TWO: The death of my best friend from ovarian cancer in April of 2009. Jesika was a woman who always pushed me. I didn’t think we could fake ID our way into the Esquire movie theater in 1992 to catch the weekend premiere of the R-rated Whitney Houston classic, The Bodyguard. But she looked me in the eye and said, “You’re as mature as you think you are.” This was the second sister who sighed before asking me if she had to start trolling for homeless people. She wanted to be first to buy the issue when I proudly announced my first feature in StreetWise newspaper. Then she handed me a cosmo and told me to drink up. And this was the woman who died after a tragically brief 17-day battle with ovarian cancer at the age of 30. Before she got to practice law, her own career passion, or marry her longtime boyfriend Kevin, the love of her life. I owed it to this agitator, rebel and unfailing supporter to take advantage of the life I still had.

THREE: A painful divorce from my second husband, a man from a conservative Hindu family. Among many wrenching decisions, he asked me to choose between our union and my fledging authorial aspirations. I chose the latter. Sometimes I still can’t believe I did it. But I had to make that decision mean something. I had to prove those retreating taunts that I would fail, wrong – to myself and to him.

FOUR: The discovery of mentors, mostly female, who could shine some guiding light upon the new path I was walking. Such as Suzanne Hanney, the Editor in Chief of StreetWise, who gave a novice, 30-year old writer with no journalism degree, experience or bylines a shot at six cover stories in 2009. Just because she emailed and asked for a chance, and that email was well-written.
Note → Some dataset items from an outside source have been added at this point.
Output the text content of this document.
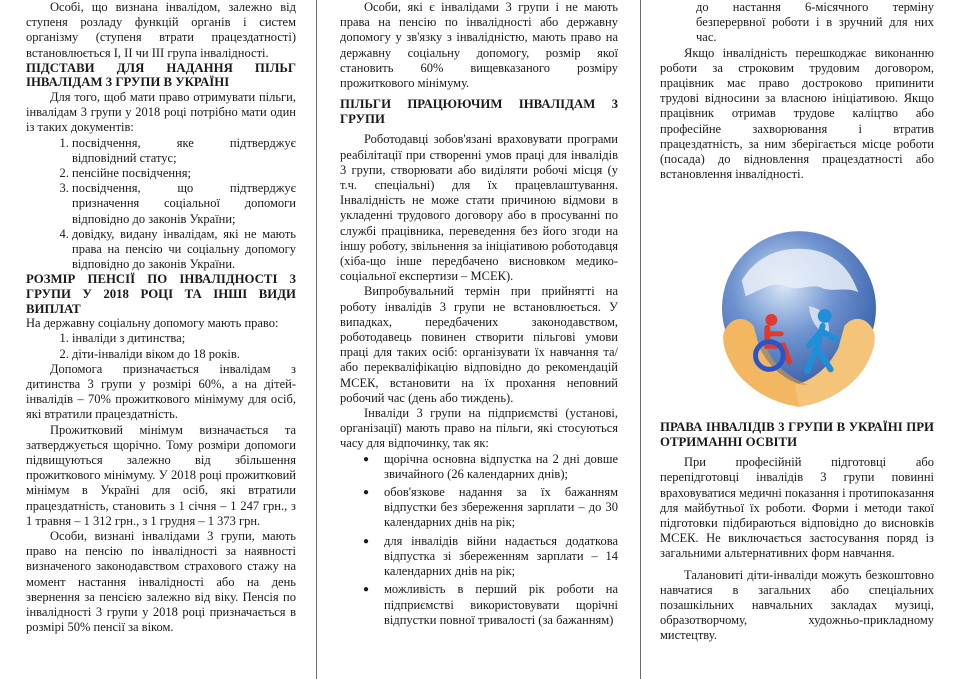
Особі, що визнана інвалідом, залежно від ступеня розладу функцій органів і систем організму (ступеня втрати працездатності) встановлюється I, II чи III група інвалідності.

ПІДСТАВИ ДЛЯ НАДАННЯ ПІЛЬГ ІНВАЛІДАМ 3 ГРУПИ В УКРАЇНІ

Для того, щоб мати право отримувати пільги, інвалідам 3 групи у 2018 році потрібно мати один із таких документів:

1. посвідчення, яке підтверджує відповідний статус;
2. пенсійне посвідчення;
3. посвідчення, що підтверджує призначення соціальної допомоги відповідно до законів України;
4. довідку, видану інвалідам, які не мають права на пенсію чи соціальну допомогу відповідно до законів України.
РОЗМІР ПЕНСІЇ ПО ІНВАЛІДНОСТІ 3 ГРУПИ У 2018 РОЦІ ТА ІНШІ ВИДИ ВИПЛАТ

На державну соціальну допомогу мають право:

1. інваліди з дитинства;
2. діти-інваліди віком до 18 років.

Допомога призначається інвалідам з дитинства 3 групи у розмірі 60%, а на дітей-інвалідів – 70% прожиткового мінімуму для осіб, які втратили працездатність.

Прожитковий мінімум визначається та затверджується щорічно. Тому розміри допомоги підвищуються залежно від збільшення прожиткового мінімуму. У 2018 році прожитковий мінімум в Україні для осіб, які втратили працездатність, становить з 1 січня – 1 247 грн., з 1 травня – 1 312 грн., з 1 грудня – 1 373 грн.

Особи, визнані інвалідами 3 групи, мають право на пенсію по інвалідності за наявності визначеного законодавством страхового стажу на момент настання інвалідності або на день звернення за пенсією залежно від віку. Пенсія по інвалідності 3 групи у 2018 році призначається в розмірі 50% пенсії за віком.

Особи, які є інвалідами 3 групи і не мають права на пенсію по інвалідності або державну допомогу у зв'язку з інвалідністю, мають право на державну соціальну допомогу, розмір якої становить 60% вищевказаного розміру прожиткового мінімуму.

ПІЛЬГИ ПРАЦЮЮЧИМ ІНВАЛІДАМ 3 ГРУПИ

Роботодавці зобов'язані враховувати програми реабілітації при створенні умов праці для інвалідів 3 групи, створювати або виділяти робочі місця (у т.ч. спеціальні) для їх працевлаштування. Інвалідність не може стати причиною відмови в укладенні трудового договору або в просуванні по службі працівника, переведення без його згоди на іншу роботу, звільнення за ініціативою роботодавця (хіба-що інше передбачено висновком медико-соціальної експертизи – МСЕК).

Випробувальний термін при прийнятті на роботу інвалідів 3 групи не встановлюється. У випадках, передбачених законодавством, роботодавець повинен створити пільгові умови праці для таких осіб: організувати їх навчання та/або перекваліфікацію відповідно до рекомендацій МСЕК, встановити на їх прохання неповний робочий час (день або тиждень).

Інваліди 3 групи на підприємстві (установі, організації) мають право на пільги, які стосуються часу для відпочинку, так як:

● щорічна основна відпустка на 2 дні довше звичайного (26 календарних днів);
● обов'язкове надання за їх бажанням відпустки без збереження зарплати – до 30 календарних днів на рік;
● для інвалідів війни надається додаткова відпустка зі збереженням зарплати – 14 календарних днів на рік;
● можливість в перший рік роботи на підприємстві використовувати щорічні відпустки повної тривалості (за бажанням)

до настання 6-місячного терміну безперервної роботи і в зручний для них час.

Якщо інвалідність перешкоджає виконанню роботи за строковим трудовим договором, працівник має право достроково припинити трудові відносини за власною ініціативою. Якщо працівник отримав трудове каліцтво або професійне захворювання і втратив працездатність, за ним зберігається місце роботи (посада) до відновлення працездатності або встановлення інвалідності.

ПРАВА ІНВАЛІДІВ 3 ГРУПИ В УКРАЇНІ ПРИ ОТРИМАННІ ОСВІТИ

При професійній підготовці або перепідготовці інвалідів 3 групи повинні враховуватися медичні показання і протипоказання для майбутньої їх роботи. Форми і методи такої підготовки підбираються відповідно до висновків МСЕК. Не виключається застосування поряд із загальними альтернативних форм навчання.

Талановиті діти-інваліди можуть безкоштовно навчатися в загальних або спеціальних позашкільних навчальних закладах музиці, образотворчому, художньо-прикладному мистецтву.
And you know what? It turned out that I could write freelance for publications and causes close to my heart – politics and media criticism for Contemptor, theater reviews for EDGE Media Networkmy own personal branded website and blog – without giving up that stability I once treasured above all else. I just had to stretch my mind a little bit. It was women who taught me this, offering different models of success that allowed them to have their own version of It ALL.
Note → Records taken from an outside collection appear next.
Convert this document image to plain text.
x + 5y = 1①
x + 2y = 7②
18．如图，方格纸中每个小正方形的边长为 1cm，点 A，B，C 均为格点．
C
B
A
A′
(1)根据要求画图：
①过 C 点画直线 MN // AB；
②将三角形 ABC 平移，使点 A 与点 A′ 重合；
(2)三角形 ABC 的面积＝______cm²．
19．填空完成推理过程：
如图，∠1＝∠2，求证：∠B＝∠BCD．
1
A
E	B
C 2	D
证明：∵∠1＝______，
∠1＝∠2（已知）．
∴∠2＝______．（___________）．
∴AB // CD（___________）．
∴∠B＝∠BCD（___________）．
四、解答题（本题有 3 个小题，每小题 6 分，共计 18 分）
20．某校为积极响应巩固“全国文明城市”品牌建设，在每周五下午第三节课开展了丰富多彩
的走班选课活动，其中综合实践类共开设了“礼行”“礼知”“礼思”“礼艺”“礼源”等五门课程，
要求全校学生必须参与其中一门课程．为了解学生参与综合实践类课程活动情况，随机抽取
Real estate and personal finance expert Ilyce Glink hired me as a web content writer for her brand and small digital publishing company in 2011. She achieved the work/life balance by having her husband (an attorney) handle the legal stuff while she was the face and brains of the business. I have a great female mentor at my current day job. While I blog, write emails, web content and sales materials about the complicated and serious world of credit, anyone who comes across my work still finds my voice. I have a paycheck, health insurance and stability but I lean in my own way – writing about challenges and solutions I once desperately sought answers for myself – identity protection and credit health.
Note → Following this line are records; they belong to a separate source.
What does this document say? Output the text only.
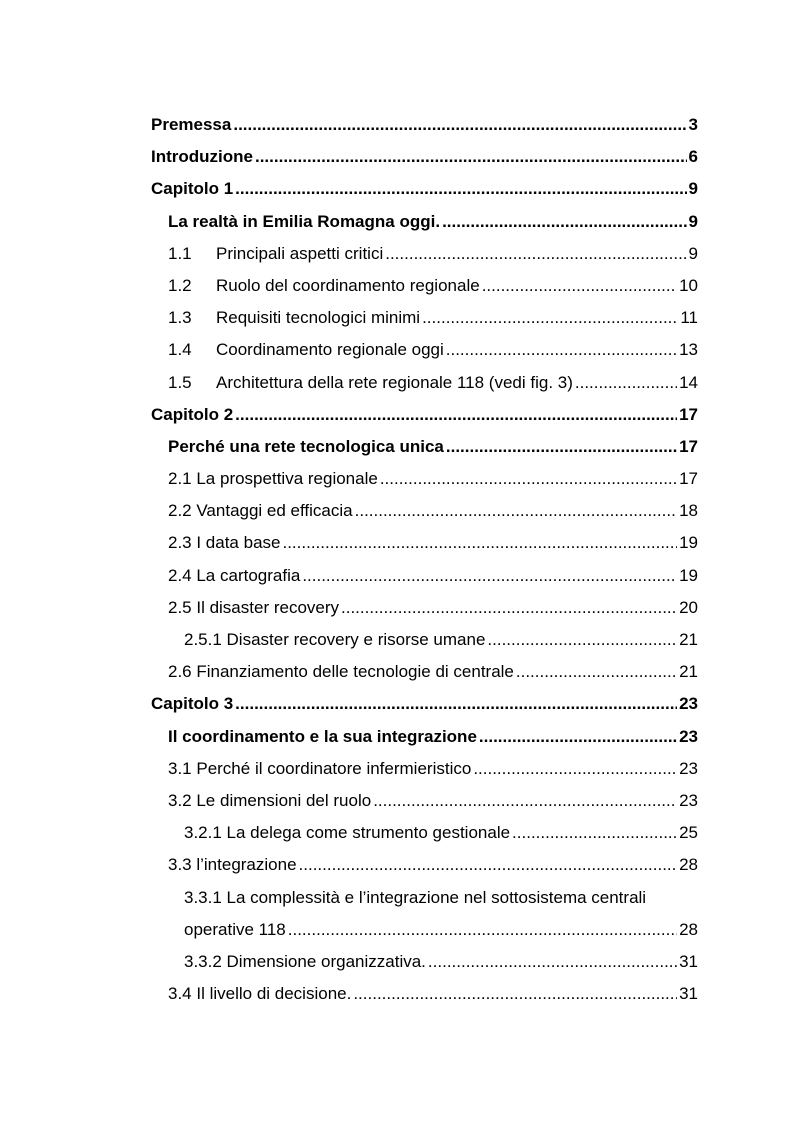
Premessa .....	3
Introduzione .....	6
Capitolo 1 .....	9
La realtà in Emilia Romagna oggi. .....	9
1.1	Principali aspetti critici .....	9
1.2	Ruolo del coordinamento regionale .....	10
1.3	Requisiti tecnologici minimi .....	11
1.4	Coordinamento regionale oggi .....	13
1.5	Architettura della rete regionale 118 (vedi fig. 3) .....	14
Capitolo 2 .....	17
Perché una rete tecnologica unica .....	17
2.1 La prospettiva regionale .....	17
2.2 Vantaggi ed efficacia .....	18
2.3 I data base .....	19
2.4 La cartografia .....	19
2.5 Il disaster recovery .....	20
2.5.1 Disaster recovery e risorse umane .....	21
2.6 Finanziamento delle tecnologie di centrale .....	21
Capitolo 3 .....	23
Il coordinamento e la sua integrazione .....	23
3.1 Perché il coordinatore infermieristico .....	23
3.2 Le dimensioni del ruolo .....	23
3.2.1 La delega come strumento gestionale .....	25
3.3 l’integrazione .....	28
3.3.1 La complessità e l’integrazione nel sottosistema centrali
operative 118 .....	28
3.3.2 Dimensione organizzativa. .....	31
3.4 Il livello di decisione. .....	31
I do not have JK Rowling’s money, David Sedaris’ fame or even the journalistic reputation of Gail Collins. But in finally standing still long enough to listen to and heed the voices in my head, in finding a way to pursue my gifts in a way that satisfies all of my needs, I am following my passion.

What I have learned – at a painful and exhilarating cost – is that we almost always know what the answers are. We really do. But our upbringing, society’s presumed laws, individual experiences and deprivations, education and self-esteem – all of these forces interact to build soundproofing of various thickness between ourselves and our truth. After all, we wouldn’t get much done if we were always off chasing the whims of the id. But a little id goes a long way ladies. Don’t fear it.